The telephones on display — from candlestick models to an operator switchboard that handled local calls until dial telephone service arrived in Las Vegas in 1955 — also chart the evolution of the cellular phone, from blackboard-eraser size to “my boss’ old flip phone,” Van Dee notes. “She’s a little embarrassed by it.”

A reproduction of a 1950s advertisement touts the latest in telephone technology: an automated busy signal. And on the newspaper wall, another ad urges readers to “GO BIG SCREEN” by purchasing a new General Electric portable television set with a 22-inch diagonal picture.

In the Digital Age area, a computer about 4 feet tall — approximately the same size as an old crank-powered record player, displayed on the opposite wall, from the early 20th century — qualifies as “one of our prize artifacts,” Van Dee observes.

It’s a 1980 Hazeltine computer (with 8-inch floppy disc drive) that Nevada officials purchased for the state museum in Carson City. It cost $40,000 then — and “the curators didn’t know how to use it,” she notes. “All those motherboards. The iPhone in my pocket is more powerful.”

Photographic equipment on display ranges from the 19th-century camera obscura to various Kodak and Polaroid cameras.

A panoramic photo showing Tonopah in its 1910s boom-town glory — taken with a special camera — stretches out on one wall, adjacent to another panoramic shot of 2013 Tonopah taken with an iPhone. (In both photographs, the Mizpah Hotel stands out as a dominant landmark.)

Another exhibit showcases various made-in-Nevada movies, including lobby cards from 1964’s “Amor en Las Vegas” (better known by its U.S. title, “Viva Las Vegas”) and 1936’s “West of Nevada,” featuring future Lt. Gov. Rex Bell “in his greatest two-fisted, he-man role!”

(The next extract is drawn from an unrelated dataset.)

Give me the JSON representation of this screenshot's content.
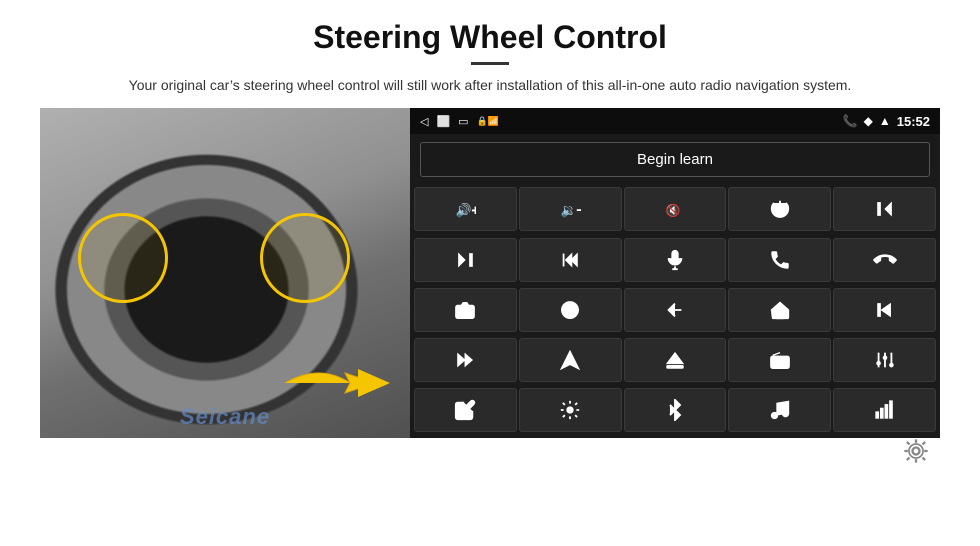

Meanwhile, back at the TV display, one young visitor exclaims, “Look at this cowboy toy!” as he gazes on a small Stetson-hatted figure.

He’s too young to identify the action figure as Hoss Cartwright, alias actor Dan Blocker, one of the stars of “Bonanza,” which ruled the 1960s TV airwaves. (There’s even an autographed map — the same one that began every episode — bearing “Greetings from the Ponderosa” from Blocker and co-stars Lorne Greene and Michael Landon.)

All told, 186 artifacts bring the “Information Age” exhibit to life, according to exhibit designer Wes Southerland.

Along with, of course, the thousands of memories they trigger — in those who recognize movie projectors, eight-track tapes, 3-D View-Masters and photos of mushroom clouds spreading across the Nevada sky, or those encountering such objects for the very first time.